Herpes simplex virus 1 immediate early transcription initiation, pause-release, elongation, and termination in the presence and absence of ICP4

Abstract

ABSTRACT Herpes simplex virus 1 (HSV-1) transcription is tightly regulated in a temporal cascade, utilizing cellular RNA polymerase. We previously observed that infection with HSV-1 mutants lacking immediate early (IE) genes α0, α4, and α22 exhibited high levels of aberrant transcription across the viral genome at just 1.5 hpi. The strongest effect occurred in the absence of full-length ICP4 which is both an essential transcriptional activator and repressor. The goal of the current study was to define the mechanism of ICP4-mediated early transcriptional repression on the viral genome.

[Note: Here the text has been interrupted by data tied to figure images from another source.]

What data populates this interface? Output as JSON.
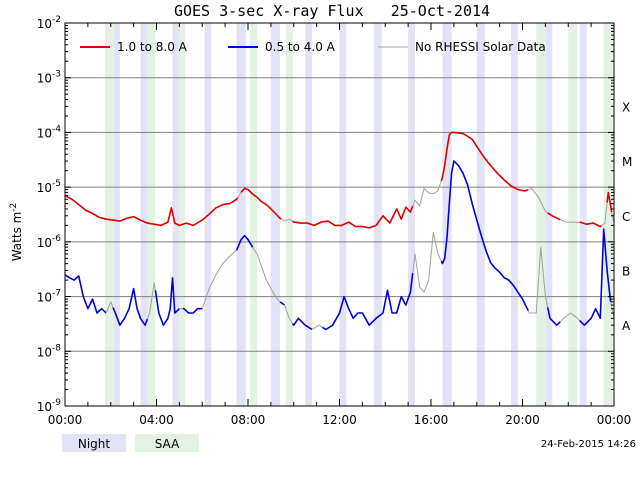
{
  "chart_data": {
    "type": "line",
    "title": "GOES 3-sec X-ray Flux   25-Oct-2014",
    "ylabel": "Watts m",
    "ylabel_sup": "-2",
    "yscale": "log",
    "ylim": [
      1e-09,
      0.01
    ],
    "xlim": [
      "00:00",
      "24:00"
    ],
    "grid": true,
    "legend_position": "top",
    "y_ticks": [
      {
        "value": 1e-09,
        "base": "10",
        "exp": "-9"
      },
      {
        "value": 1e-08,
        "base": "10",
        "exp": "-8"
      },
      {
        "value": 1e-07,
        "base": "10",
        "exp": "-7"
      },
      {
        "value": 1e-06,
        "base": "10",
        "exp": "-6"
      },
      {
        "value": 1e-05,
        "base": "10",
        "exp": "-5"
      },
      {
        "value": 0.0001,
        "base": "10",
        "exp": "-4"
      },
      {
        "value": 0.001,
        "base": "10",
        "exp": "-3"
      },
      {
        "value": 0.01,
        "base": "10",
        "exp": "-2"
      }
    ],
    "x_ticks": [
      {
        "hour": 0,
        "label": "00:00"
      },
      {
        "hour": 4,
        "label": "04:00"
      },
      {
        "hour": 8,
        "label": "08:00"
      },
      {
        "hour": 12,
        "label": "12:00"
      },
      {
        "hour": 16,
        "label": "16:00"
      },
      {
        "hour": 20,
        "label": "20:00"
      },
      {
        "hour": 24,
        "label": "00:00"
      }
    ],
    "flare_classes": [
      {
        "label": "A",
        "value": 3e-08
      },
      {
        "label": "B",
        "value": 3e-07
      },
      {
        "label": "C",
        "value": 3e-06
      },
      {
        "label": "M",
        "value": 3e-05
      },
      {
        "label": "X",
        "value": 0.0003
      }
    ],
    "night_bands": [
      [
        2.1,
        2.4
      ],
      [
        3.3,
        3.65
      ],
      [
        4.7,
        5.0
      ],
      [
        6.1,
        6.4
      ],
      [
        7.5,
        7.9
      ],
      [
        9.0,
        9.4
      ],
      [
        10.5,
        10.8
      ],
      [
        12.0,
        12.3
      ],
      [
        13.5,
        13.85
      ],
      [
        15.0,
        15.3
      ],
      [
        16.5,
        16.9
      ],
      [
        18.0,
        18.35
      ],
      [
        19.5,
        19.8
      ],
      [
        21.0,
        21.3
      ],
      [
        22.5,
        22.8
      ]
    ],
    "saa_bands": [
      [
        1.75,
        2.15
      ],
      [
        3.6,
        3.95
      ],
      [
        5.0,
        5.25
      ],
      [
        8.1,
        8.4
      ],
      [
        9.65,
        9.95
      ],
      [
        20.6,
        21.0
      ],
      [
        22.0,
        22.4
      ],
      [
        23.55,
        23.95
      ]
    ],
    "series": [
      {
        "name": "1.0 to 8.0 A",
        "color": "#e00000",
        "gap_color": "#a0a0a0",
        "x": [
          0,
          0.3,
          0.6,
          0.9,
          1.2,
          1.5,
          1.8,
          2.1,
          2.4,
          2.7,
          3.0,
          3.3,
          3.6,
          3.9,
          4.2,
          4.5,
          4.65,
          4.8,
          5.0,
          5.3,
          5.6,
          6.0,
          6.3,
          6.6,
          6.9,
          7.2,
          7.5,
          7.7,
          7.85,
          8.0,
          8.2,
          8.4,
          8.6,
          8.8,
          9.0,
          9.2,
          9.4,
          9.6,
          9.8,
          10.0,
          10.3,
          10.6,
          10.9,
          11.2,
          11.5,
          11.8,
          12.1,
          12.4,
          12.7,
          13.0,
          13.3,
          13.6,
          13.9,
          14.2,
          14.5,
          14.7,
          14.9,
          15.1,
          15.3,
          15.5,
          15.7,
          15.9,
          16.1,
          16.3,
          16.5,
          16.6,
          16.7,
          16.8,
          16.9,
          17.0,
          17.2,
          17.4,
          17.6,
          17.8,
          18.0,
          18.3,
          18.6,
          18.9,
          19.2,
          19.5,
          19.8,
          20.1,
          20.4,
          20.7,
          21.0,
          21.3,
          21.6,
          21.9,
          22.2,
          22.5,
          22.8,
          23.1,
          23.4,
          23.6,
          23.75,
          23.9,
          24.0
        ],
        "values": [
          7e-06,
          6e-06,
          4.8e-06,
          3.8e-06,
          3.3e-06,
          2.8e-06,
          2.6e-06,
          2.5e-06,
          2.4e-06,
          2.7e-06,
          2.9e-06,
          2.5e-06,
          2.2e-06,
          2.1e-06,
          2e-06,
          2.3e-06,
          4.2e-06,
          2.2e-06,
          2e-06,
          2.2e-06,
          2e-06,
          2.5e-06,
          3.2e-06,
          4.2e-06,
          4.8e-06,
          5e-06,
          6e-06,
          8e-06,
          9.5e-06,
          9e-06,
          7.5e-06,
          6.5e-06,
          5.4e-06,
          4.8e-06,
          4e-06,
          3.3e-06,
          2.7e-06,
          2.4e-06,
          2.6e-06,
          2.3e-06,
          2.2e-06,
          2.2e-06,
          2e-06,
          2.3e-06,
          2.4e-06,
          2e-06,
          2e-06,
          2.3e-06,
          1.9e-06,
          1.9e-06,
          1.8e-06,
          2e-06,
          3e-06,
          2.2e-06,
          4e-06,
          2.6e-06,
          4.3e-06,
          3.5e-06,
          5.8e-06,
          4.5e-06,
          9.5e-06,
          7.8e-06,
          7.6e-06,
          8.5e-06,
          1.5e-05,
          2.5e-05,
          5e-05,
          9e-05,
          0.0001,
          0.0001,
          9.8e-05,
          9.5e-05,
          8.5e-05,
          7.5e-05,
          5.5e-05,
          3.6e-05,
          2.5e-05,
          1.8e-05,
          1.35e-05,
          1.05e-05,
          9e-06,
          8.5e-06,
          9.5e-06,
          6.5e-06,
          3.6e-06,
          3e-06,
          2.6e-06,
          2.3e-06,
          2.3e-06,
          2.3e-06,
          2.1e-06,
          2.2e-06,
          1.9e-06,
          2.2e-06,
          8e-06,
          3.5e-06,
          2.2e-06
        ],
        "gaps": [
          [
            7.55,
            7.7
          ],
          [
            9.45,
            9.95
          ],
          [
            15.2,
            16.45
          ],
          [
            20.25,
            21.1
          ],
          [
            21.65,
            22.5
          ],
          [
            23.45,
            23.7
          ],
          [
            23.9,
            24.0
          ]
        ]
      },
      {
        "name": "0.5 to 4.0 A",
        "color": "#0000e0",
        "gap_color": "#a0a0a0",
        "x": [
          0,
          0.2,
          0.4,
          0.6,
          0.8,
          1.0,
          1.2,
          1.4,
          1.6,
          1.8,
          2.0,
          2.2,
          2.4,
          2.6,
          2.8,
          3.0,
          3.15,
          3.3,
          3.5,
          3.7,
          3.9,
          4.1,
          4.3,
          4.5,
          4.6,
          4.7,
          4.8,
          5.0,
          5.2,
          5.4,
          5.6,
          5.8,
          6.0,
          6.3,
          6.6,
          6.9,
          7.2,
          7.5,
          7.7,
          7.85,
          8.0,
          8.2,
          8.4,
          8.6,
          8.8,
          9.0,
          9.2,
          9.4,
          9.6,
          9.8,
          10.0,
          10.2,
          10.5,
          10.8,
          11.1,
          11.4,
          11.7,
          12.0,
          12.2,
          12.4,
          12.6,
          12.8,
          13.0,
          13.3,
          13.6,
          13.9,
          14.1,
          14.3,
          14.5,
          14.7,
          14.9,
          15.1,
          15.3,
          15.5,
          15.7,
          15.9,
          16.1,
          16.3,
          16.5,
          16.6,
          16.7,
          16.8,
          16.9,
          17.0,
          17.2,
          17.4,
          17.6,
          17.8,
          18.0,
          18.2,
          18.4,
          18.6,
          18.8,
          19.0,
          19.2,
          19.4,
          19.6,
          19.8,
          20.0,
          20.3,
          20.6,
          20.8,
          21.0,
          21.2,
          21.5,
          21.8,
          22.1,
          22.4,
          22.7,
          23.0,
          23.2,
          23.4,
          23.55,
          23.7,
          23.85,
          24.0
        ],
        "values": [
          2.5e-07,
          2.2e-07,
          2e-07,
          2.4e-07,
          1e-07,
          6e-08,
          9e-08,
          5e-08,
          6e-08,
          5e-08,
          8e-08,
          5e-08,
          3e-08,
          4e-08,
          6e-08,
          1.4e-07,
          6e-08,
          4e-08,
          3e-08,
          5e-08,
          1.8e-07,
          5e-08,
          3e-08,
          4e-08,
          6e-08,
          2.2e-07,
          5e-08,
          6e-08,
          6e-08,
          5e-08,
          5e-08,
          6e-08,
          6e-08,
          1.4e-07,
          2.5e-07,
          4e-07,
          5.5e-07,
          7e-07,
          1.1e-06,
          1.3e-06,
          1.1e-06,
          8e-07,
          6e-07,
          3.5e-07,
          2e-07,
          1.4e-07,
          1e-07,
          8e-08,
          7e-08,
          4e-08,
          3e-08,
          4e-08,
          3e-08,
          2.5e-08,
          3e-08,
          2.5e-08,
          3e-08,
          5e-08,
          1e-07,
          6e-08,
          4e-08,
          5e-08,
          5e-08,
          3e-08,
          4e-08,
          5e-08,
          1.3e-07,
          5e-08,
          5e-08,
          1e-07,
          7e-08,
          1.2e-07,
          6e-07,
          1.5e-07,
          1.2e-07,
          2e-07,
          1.5e-06,
          6e-07,
          4e-07,
          5e-07,
          1.2e-06,
          5e-06,
          1.8e-05,
          3e-05,
          2.5e-05,
          1.8e-05,
          1.1e-05,
          5e-06,
          2.5e-06,
          1.3e-06,
          7e-07,
          4.2e-07,
          3.3e-07,
          2.8e-07,
          2.2e-07,
          2e-07,
          1.6e-07,
          1.2e-07,
          9e-08,
          5e-08,
          5e-08,
          8e-07,
          1e-07,
          4e-08,
          3e-08,
          4e-08,
          5e-08,
          4e-08,
          3e-08,
          4e-08,
          6e-08,
          4e-08,
          1.7e-06,
          3e-07,
          8e-08,
          4e-08
        ],
        "gaps": [
          [
            1.8,
            2.1
          ],
          [
            3.6,
            3.95
          ],
          [
            5.0,
            5.15
          ],
          [
            6.0,
            7.5
          ],
          [
            8.2,
            9.4
          ],
          [
            9.6,
            9.95
          ],
          [
            10.8,
            11.25
          ],
          [
            15.2,
            16.45
          ],
          [
            20.25,
            21.1
          ],
          [
            21.65,
            22.5
          ],
          [
            23.85,
            24.0
          ]
        ]
      }
    ],
    "gap_legend": {
      "name": "No RHESSI Solar Data",
      "color": "#a0a0a0"
    }
  },
  "footer": {
    "night_label": "Night",
    "saa_label": "SAA",
    "timestamp": "24-Feb-2015 14:26"
  },
  "colors": {
    "night": "#e3e3f6",
    "saa": "#e3f2e3",
    "grid": "#808080",
    "axis": "#000000"
  }
}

Using PRO-Cap, PRO-Seq, GRO-Seq, and Nanopore direct RNA sequencing to analyze viral transcription, we found that initiation was elevated at viral promoters of all temporal classes in the absence of ICP4. Despite higher levels of initiation, transcription of non-IE genes was stalled within gene bodies and did not lead to production of mature mRNA. Thus, ICP4-independent mechanisms limit expression of viral genes that initiate prematurely. GRO-seq data also indicated rapid release from promoter proximal pausing, and rapid progression along HSV IE gene bodies, with termination as an important rate-limiting regulatory step. These findings highlight multiple mechanisms that HSV-1 employs to regulate early transcription and shows that ICP4’s repressive role is to restrict initiation, thereby ensuring correct progression of the temporal cascade. IMPORTANCE Infection with herpes simplex virus 1 (HSV-1) leads to lifelong infection due to the virus’s remarkable ability to control transcription of its own genome, resulting in two transcriptional programs: lytic (highly active) and latent (restricted). The lytic program requires immediate early (IE) proteins to first repress transcription of late viral genes, which then undergo sequential de-repression, leading to a specific sequence of gene expression. Here, we show that the IE ICP4 functions to regulate the cascade by limiting RNA polymerase initiation at immediate early times. However, late viral genes that initiate too early in the absence of ICP4 do not yield mRNA as transcription stalls within gene bodies. It follows that other regulatory steps intercede to prevent elongation of genes at the incorrect time, demonstrating the precise control HSV-1 exerts over its own transcription.